CHRISTIAN CHURCHES

Romania: new Orthodox Patriarch elected

Forty days after the death of Patriarch Teoctist, the Orthodox Church of Romania elected Metropolitan Daniel of Moldavia and Bukovina as its new Patriarch on Tuesday, 12 September. The Metropolitan obtained the votes of 95 members of the ecclesiastical electoral college out of the 161 present. “I am grateful – declared the Metropolitan – to the Holy Synod and to the electoral college for their trust in me and I pledge to continue to serve the Orthodox Church as did Patriarch Teoctist”. Patriarch Daniel was born at Dobresti on 22 July 1951: after completing secondary schooling, he entered the Theological Faculty in Sibiu and later took a doctorate at the Theological Institute in Bucharest.
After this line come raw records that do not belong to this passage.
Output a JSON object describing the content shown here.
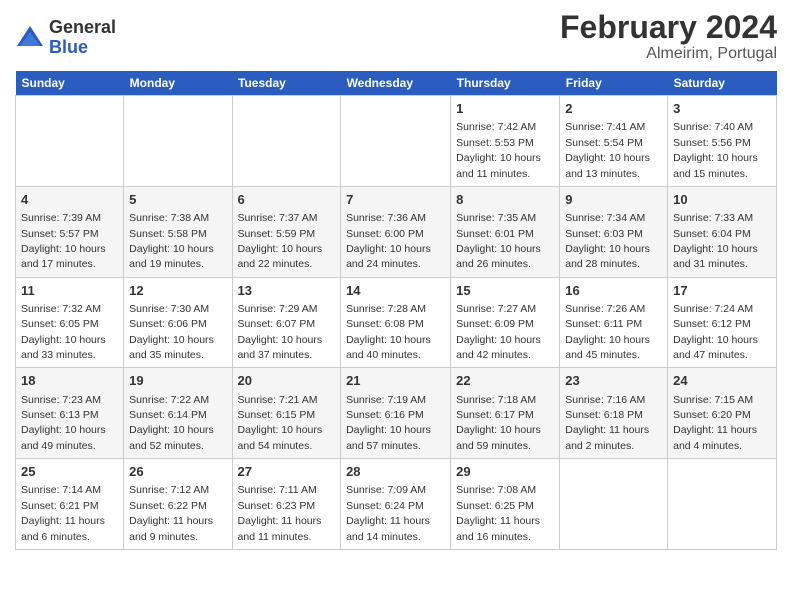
{
  "header": {
    "logo_general": "General",
    "logo_blue": "Blue",
    "title": "February 2024",
    "subtitle": "Almeirim, Portugal"
  },
  "weekdays": [
    "Sunday",
    "Monday",
    "Tuesday",
    "Wednesday",
    "Thursday",
    "Friday",
    "Saturday"
  ],
  "weeks": [
    [
      {
        "day": "",
        "info": ""
      },
      {
        "day": "",
        "info": ""
      },
      {
        "day": "",
        "info": ""
      },
      {
        "day": "",
        "info": ""
      },
      {
        "day": "1",
        "info": "Sunrise: 7:42 AM\nSunset: 5:53 PM\nDaylight: 10 hours\nand 11 minutes."
      },
      {
        "day": "2",
        "info": "Sunrise: 7:41 AM\nSunset: 5:54 PM\nDaylight: 10 hours\nand 13 minutes."
      },
      {
        "day": "3",
        "info": "Sunrise: 7:40 AM\nSunset: 5:56 PM\nDaylight: 10 hours\nand 15 minutes."
      }
    ],
    [
      {
        "day": "4",
        "info": "Sunrise: 7:39 AM\nSunset: 5:57 PM\nDaylight: 10 hours\nand 17 minutes."
      },
      {
        "day": "5",
        "info": "Sunrise: 7:38 AM\nSunset: 5:58 PM\nDaylight: 10 hours\nand 19 minutes."
      },
      {
        "day": "6",
        "info": "Sunrise: 7:37 AM\nSunset: 5:59 PM\nDaylight: 10 hours\nand 22 minutes."
      },
      {
        "day": "7",
        "info": "Sunrise: 7:36 AM\nSunset: 6:00 PM\nDaylight: 10 hours\nand 24 minutes."
      },
      {
        "day": "8",
        "info": "Sunrise: 7:35 AM\nSunset: 6:01 PM\nDaylight: 10 hours\nand 26 minutes."
      },
      {
        "day": "9",
        "info": "Sunrise: 7:34 AM\nSunset: 6:03 PM\nDaylight: 10 hours\nand 28 minutes."
      },
      {
        "day": "10",
        "info": "Sunrise: 7:33 AM\nSunset: 6:04 PM\nDaylight: 10 hours\nand 31 minutes."
      }
    ],
    [
      {
        "day": "11",
        "info": "Sunrise: 7:32 AM\nSunset: 6:05 PM\nDaylight: 10 hours\nand 33 minutes."
      },
      {
        "day": "12",
        "info": "Sunrise: 7:30 AM\nSunset: 6:06 PM\nDaylight: 10 hours\nand 35 minutes."
      },
      {
        "day": "13",
        "info": "Sunrise: 7:29 AM\nSunset: 6:07 PM\nDaylight: 10 hours\nand 37 minutes."
      },
      {
        "day": "14",
        "info": "Sunrise: 7:28 AM\nSunset: 6:08 PM\nDaylight: 10 hours\nand 40 minutes."
      },
      {
        "day": "15",
        "info": "Sunrise: 7:27 AM\nSunset: 6:09 PM\nDaylight: 10 hours\nand 42 minutes."
      },
      {
        "day": "16",
        "info": "Sunrise: 7:26 AM\nSunset: 6:11 PM\nDaylight: 10 hours\nand 45 minutes."
      },
      {
        "day": "17",
        "info": "Sunrise: 7:24 AM\nSunset: 6:12 PM\nDaylight: 10 hours\nand 47 minutes."
      }
    ],
    [
      {
        "day": "18",
        "info": "Sunrise: 7:23 AM\nSunset: 6:13 PM\nDaylight: 10 hours\nand 49 minutes."
      },
      {
        "day": "19",
        "info": "Sunrise: 7:22 AM\nSunset: 6:14 PM\nDaylight: 10 hours\nand 52 minutes."
      },
      {
        "day": "20",
        "info": "Sunrise: 7:21 AM\nSunset: 6:15 PM\nDaylight: 10 hours\nand 54 minutes."
      },
      {
        "day": "21",
        "info": "Sunrise: 7:19 AM\nSunset: 6:16 PM\nDaylight: 10 hours\nand 57 minutes."
      },
      {
        "day": "22",
        "info": "Sunrise: 7:18 AM\nSunset: 6:17 PM\nDaylight: 10 hours\nand 59 minutes."
      },
      {
        "day": "23",
        "info": "Sunrise: 7:16 AM\nSunset: 6:18 PM\nDaylight: 11 hours\nand 2 minutes."
      },
      {
        "day": "24",
        "info": "Sunrise: 7:15 AM\nSunset: 6:20 PM\nDaylight: 11 hours\nand 4 minutes."
      }
    ],
    [
      {
        "day": "25",
        "info": "Sunrise: 7:14 AM\nSunset: 6:21 PM\nDaylight: 11 hours\nand 6 minutes."
      },
      {
        "day": "26",
        "info": "Sunrise: 7:12 AM\nSunset: 6:22 PM\nDaylight: 11 hours\nand 9 minutes."
      },
      {
        "day": "27",
        "info": "Sunrise: 7:11 AM\nSunset: 6:23 PM\nDaylight: 11 hours\nand 11 minutes."
      },
      {
        "day": "28",
        "info": "Sunrise: 7:09 AM\nSunset: 6:24 PM\nDaylight: 11 hours\nand 14 minutes."
      },
      {
        "day": "29",
        "info": "Sunrise: 7:08 AM\nSunset: 6:25 PM\nDaylight: 11 hours\nand 16 minutes."
      },
      {
        "day": "",
        "info": ""
      },
      {
        "day": "",
        "info": ""
      }
    ]
  ]
}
He then studied abroad, first at the Protestant theological faculty in Strasbourg (in France) and then at the Catholic Faculty of Theology in the University of Freiburg (Germany). He was elected Metropolitan of Moldavia and Bukovina in June 1990. Author of many theological writings, the Metropolitan speaks fluent French, German, English and Italian. He was one of the main protagonists in preparing and organizing the Third European Ecumenical Assembly in Sibiu, which hosted 2,500 delegates of all the Churches of Europe in the Romanian city from 4 to 9 September. “I have learned with great joy that the Holy Synod of the Romanian Orthodox Church has elected Your Excellency as Patriarch of the Romanian Orthodox Church”: so begins the message of congratulations that the Metropolitan Archbishop of Bucharest Ioan Robu, President of the Romanian Bishops’ Conference, sent to the new Patriarch of Romania, Daniel, just a few hours after his election. “The Holy Spirit – writes the Catholic archbishop – through the voice of the members of the ecclesiastical electoral college has called you to be the Father and Pastor of all the faithful of the Romanian Orthodox Church. On behalf of Catholics, I wish to express my feelings of appreciation, respect and love in the Lord. I ask the Triune and omnipotent God, full of love for man, to give you health, blessing, grace and a long and abundant apostolate in the service of the Romanian Orthodox Church in the realization of the common good of all Romanians according to the ancient tradition of your forefathers”.